Organizzazioni internazionali hanno già segnalato che una sola bomba può mettere fuori uso interi settori ospedalieri, distruggere depositi di aiuti o polverizzare le speranze di consegne sicure. Ogni bambino che piange fra le macerie ricorda che, per loro, il cessate il fuoco non può essere solo uno slogan diplomatico, ma un confine concreto tra la vita e l’agonia.
Quale futuro? Tra scelte politiche e credibilità diplomatica
In queste ore, la posta in gioco è altissima. Se Israele persevera nei raid, potrà essere accusato di tradire il proprio impegno, minando la fiducia internazionale e alimentando la narrativa che il piano era solo una manovra. Se invece sospende del tutto le operazioni, correrebbe il rischio che Hamas non mantenga la sua parte, lasciando migliaia di ostaggi nelle sue mani.

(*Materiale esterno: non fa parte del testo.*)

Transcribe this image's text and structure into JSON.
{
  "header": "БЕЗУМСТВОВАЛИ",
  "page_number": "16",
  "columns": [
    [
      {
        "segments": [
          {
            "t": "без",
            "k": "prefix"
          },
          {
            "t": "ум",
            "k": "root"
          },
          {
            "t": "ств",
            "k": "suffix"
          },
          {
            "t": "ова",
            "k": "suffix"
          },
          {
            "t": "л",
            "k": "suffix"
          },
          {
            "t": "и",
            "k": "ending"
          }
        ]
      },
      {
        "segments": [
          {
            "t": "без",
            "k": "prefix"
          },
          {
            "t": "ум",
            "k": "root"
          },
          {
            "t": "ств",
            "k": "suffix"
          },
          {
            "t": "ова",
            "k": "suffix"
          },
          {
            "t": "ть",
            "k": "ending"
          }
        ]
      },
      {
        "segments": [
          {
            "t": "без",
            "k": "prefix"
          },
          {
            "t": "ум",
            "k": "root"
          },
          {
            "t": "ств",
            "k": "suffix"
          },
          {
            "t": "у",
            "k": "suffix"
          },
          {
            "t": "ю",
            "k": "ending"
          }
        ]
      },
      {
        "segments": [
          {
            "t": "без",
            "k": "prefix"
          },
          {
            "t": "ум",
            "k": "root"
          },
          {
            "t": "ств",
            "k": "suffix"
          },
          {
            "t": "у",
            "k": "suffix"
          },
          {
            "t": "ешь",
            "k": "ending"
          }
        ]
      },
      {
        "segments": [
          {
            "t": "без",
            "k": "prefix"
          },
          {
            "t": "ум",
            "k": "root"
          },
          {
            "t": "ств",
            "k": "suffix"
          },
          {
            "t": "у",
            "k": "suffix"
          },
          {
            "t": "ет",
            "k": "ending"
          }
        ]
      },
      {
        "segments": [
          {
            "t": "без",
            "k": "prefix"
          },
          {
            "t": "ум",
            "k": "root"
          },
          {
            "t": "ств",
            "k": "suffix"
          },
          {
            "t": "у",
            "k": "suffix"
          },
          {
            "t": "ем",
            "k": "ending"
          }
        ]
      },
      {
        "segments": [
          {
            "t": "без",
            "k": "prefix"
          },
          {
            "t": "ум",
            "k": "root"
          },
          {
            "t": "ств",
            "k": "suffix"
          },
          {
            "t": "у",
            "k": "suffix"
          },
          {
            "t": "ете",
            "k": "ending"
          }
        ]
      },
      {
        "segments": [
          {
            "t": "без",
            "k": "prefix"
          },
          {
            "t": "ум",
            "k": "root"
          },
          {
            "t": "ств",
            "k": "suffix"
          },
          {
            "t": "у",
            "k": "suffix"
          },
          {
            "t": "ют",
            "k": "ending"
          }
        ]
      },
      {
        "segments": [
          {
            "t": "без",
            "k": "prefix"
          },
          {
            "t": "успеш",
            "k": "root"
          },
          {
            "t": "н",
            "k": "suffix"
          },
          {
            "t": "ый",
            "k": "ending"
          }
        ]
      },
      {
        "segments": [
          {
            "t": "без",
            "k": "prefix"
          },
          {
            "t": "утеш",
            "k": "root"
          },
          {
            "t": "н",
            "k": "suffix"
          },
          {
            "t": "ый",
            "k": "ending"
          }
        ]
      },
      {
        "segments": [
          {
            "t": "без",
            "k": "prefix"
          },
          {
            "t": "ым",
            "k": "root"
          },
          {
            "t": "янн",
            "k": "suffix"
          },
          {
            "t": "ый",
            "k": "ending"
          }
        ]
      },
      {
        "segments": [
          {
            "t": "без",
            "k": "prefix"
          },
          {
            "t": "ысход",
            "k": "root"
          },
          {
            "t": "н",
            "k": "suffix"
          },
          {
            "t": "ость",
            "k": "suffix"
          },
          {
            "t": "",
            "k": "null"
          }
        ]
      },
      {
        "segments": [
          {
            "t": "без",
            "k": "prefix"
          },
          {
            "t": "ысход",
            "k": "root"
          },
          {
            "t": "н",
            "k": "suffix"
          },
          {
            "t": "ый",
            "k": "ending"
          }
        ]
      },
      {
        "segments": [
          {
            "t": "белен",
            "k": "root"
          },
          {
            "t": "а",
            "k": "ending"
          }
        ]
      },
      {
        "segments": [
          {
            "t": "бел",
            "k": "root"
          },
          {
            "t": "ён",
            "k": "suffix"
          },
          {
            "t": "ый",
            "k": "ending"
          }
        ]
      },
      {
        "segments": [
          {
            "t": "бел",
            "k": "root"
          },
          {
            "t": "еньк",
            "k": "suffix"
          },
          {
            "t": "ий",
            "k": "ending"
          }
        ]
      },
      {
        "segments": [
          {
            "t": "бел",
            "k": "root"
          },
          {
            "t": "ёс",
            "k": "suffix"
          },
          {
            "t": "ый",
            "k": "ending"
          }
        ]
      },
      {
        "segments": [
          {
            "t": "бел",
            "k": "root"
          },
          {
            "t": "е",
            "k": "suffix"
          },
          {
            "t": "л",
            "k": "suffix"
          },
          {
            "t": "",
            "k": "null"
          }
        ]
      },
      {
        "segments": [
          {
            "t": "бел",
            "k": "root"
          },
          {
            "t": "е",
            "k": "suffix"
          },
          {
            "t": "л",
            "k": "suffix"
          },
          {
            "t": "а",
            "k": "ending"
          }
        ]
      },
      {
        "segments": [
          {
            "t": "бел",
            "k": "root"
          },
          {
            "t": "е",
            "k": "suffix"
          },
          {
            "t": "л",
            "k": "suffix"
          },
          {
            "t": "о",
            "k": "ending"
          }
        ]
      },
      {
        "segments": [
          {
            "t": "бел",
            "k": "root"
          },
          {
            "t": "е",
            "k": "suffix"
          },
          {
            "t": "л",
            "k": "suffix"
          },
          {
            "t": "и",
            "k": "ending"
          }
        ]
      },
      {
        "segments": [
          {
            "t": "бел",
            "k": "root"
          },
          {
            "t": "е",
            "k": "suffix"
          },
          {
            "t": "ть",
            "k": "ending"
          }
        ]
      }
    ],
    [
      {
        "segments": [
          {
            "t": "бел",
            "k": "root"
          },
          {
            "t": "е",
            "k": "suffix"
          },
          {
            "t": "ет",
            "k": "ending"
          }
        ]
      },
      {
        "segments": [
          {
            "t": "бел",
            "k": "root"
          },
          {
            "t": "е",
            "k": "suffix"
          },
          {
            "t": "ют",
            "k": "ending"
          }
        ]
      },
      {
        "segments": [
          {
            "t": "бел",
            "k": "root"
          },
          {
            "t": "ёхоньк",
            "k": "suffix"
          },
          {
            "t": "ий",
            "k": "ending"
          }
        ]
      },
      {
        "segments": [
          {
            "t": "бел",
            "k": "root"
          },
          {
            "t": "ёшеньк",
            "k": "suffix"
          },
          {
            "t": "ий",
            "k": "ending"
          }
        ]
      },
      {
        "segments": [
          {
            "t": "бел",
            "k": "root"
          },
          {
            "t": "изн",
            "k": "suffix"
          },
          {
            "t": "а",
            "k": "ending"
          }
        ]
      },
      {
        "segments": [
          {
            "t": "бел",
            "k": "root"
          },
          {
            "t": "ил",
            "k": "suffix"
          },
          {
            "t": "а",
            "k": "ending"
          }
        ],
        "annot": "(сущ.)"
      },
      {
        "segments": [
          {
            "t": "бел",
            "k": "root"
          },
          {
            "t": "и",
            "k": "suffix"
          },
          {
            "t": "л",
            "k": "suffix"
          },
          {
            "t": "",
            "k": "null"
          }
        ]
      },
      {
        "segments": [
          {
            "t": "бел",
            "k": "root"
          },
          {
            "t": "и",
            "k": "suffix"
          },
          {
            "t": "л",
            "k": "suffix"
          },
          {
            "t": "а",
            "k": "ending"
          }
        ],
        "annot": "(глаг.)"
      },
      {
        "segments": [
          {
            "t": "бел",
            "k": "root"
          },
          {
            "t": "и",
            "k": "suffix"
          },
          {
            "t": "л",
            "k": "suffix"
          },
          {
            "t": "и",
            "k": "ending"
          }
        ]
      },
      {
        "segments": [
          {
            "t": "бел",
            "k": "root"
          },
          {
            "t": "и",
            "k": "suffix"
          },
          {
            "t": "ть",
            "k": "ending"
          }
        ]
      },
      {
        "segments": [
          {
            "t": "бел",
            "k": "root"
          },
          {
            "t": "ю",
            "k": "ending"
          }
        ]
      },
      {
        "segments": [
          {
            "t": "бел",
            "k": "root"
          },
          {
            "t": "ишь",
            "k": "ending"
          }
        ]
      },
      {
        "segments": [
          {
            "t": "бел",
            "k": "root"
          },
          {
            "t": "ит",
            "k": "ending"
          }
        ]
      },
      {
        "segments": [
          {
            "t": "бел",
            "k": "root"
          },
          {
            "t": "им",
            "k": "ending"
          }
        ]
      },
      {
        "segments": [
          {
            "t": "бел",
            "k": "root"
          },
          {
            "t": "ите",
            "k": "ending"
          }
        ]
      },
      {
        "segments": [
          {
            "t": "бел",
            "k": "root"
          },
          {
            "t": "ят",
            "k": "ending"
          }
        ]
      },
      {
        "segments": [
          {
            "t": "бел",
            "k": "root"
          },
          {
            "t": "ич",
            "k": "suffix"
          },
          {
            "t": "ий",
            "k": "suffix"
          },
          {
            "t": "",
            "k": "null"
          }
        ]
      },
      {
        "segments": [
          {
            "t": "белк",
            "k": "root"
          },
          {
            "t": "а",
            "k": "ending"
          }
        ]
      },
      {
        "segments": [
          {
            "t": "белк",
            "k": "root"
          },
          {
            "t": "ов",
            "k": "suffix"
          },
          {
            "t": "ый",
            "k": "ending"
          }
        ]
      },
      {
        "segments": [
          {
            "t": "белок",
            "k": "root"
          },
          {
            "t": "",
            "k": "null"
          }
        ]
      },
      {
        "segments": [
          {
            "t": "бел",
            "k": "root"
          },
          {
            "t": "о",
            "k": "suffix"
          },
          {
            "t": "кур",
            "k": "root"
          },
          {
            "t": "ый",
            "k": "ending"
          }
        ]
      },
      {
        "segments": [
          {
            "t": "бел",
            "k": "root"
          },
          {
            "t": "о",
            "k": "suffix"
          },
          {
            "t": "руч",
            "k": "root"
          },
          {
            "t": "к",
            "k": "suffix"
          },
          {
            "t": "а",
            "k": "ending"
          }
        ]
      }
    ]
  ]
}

Il premier Netanyahu appare deciso a mantenere la pressione sul movimento islamico. In un discorso recente ha ribadito che Israele non rinuncerà agli obiettivi di sicurezza, e che la smilitarizzazione di Gaza è tra le condizioni imprescindibili per ogni futura tregua durevole. The Guardian+2The Washington Post+2
Dall’altro lato Hamas sostiene che la liberazione dei prigionieri e il ritiro israeliano sono precondizioni ineludibili per dare corpo al cessate il fuoco. L’organizzazione ha affermato di voler andare avanti, spingendo per il passaggio alla seconda fase senza ulteriori condizioni.
Nei corridoi dei governi sponsorizzatori del piano Stati Uniti, Egitto, Qatar si moltiplicano le richieste di intervento urgente: fermare i raid, chiarire le ambiguità dell’accordo, garantire che ogni parte rispetti scrupolosamente i termini. Anche le Nazioni Unite hanno chiesto controlli neutri e meccanismi di verifica indipendenti.
In un contesto già distrutto dalle sofferenze, il tempo concesso è breve. Se nelle prossime ore gli attacchi non cessano o se uno qualsiasi dei contendenti interpreta il piano a proprio vantaggio ogni speranza di pace rischia di frantumarsi.
Il mondo osserva. Ma per Gaza, ogni minuto di arretramento del conflitto è prezioso. Ogni scoppio che rompe il silenzio diventa un grido che chiede di essere ascoltato.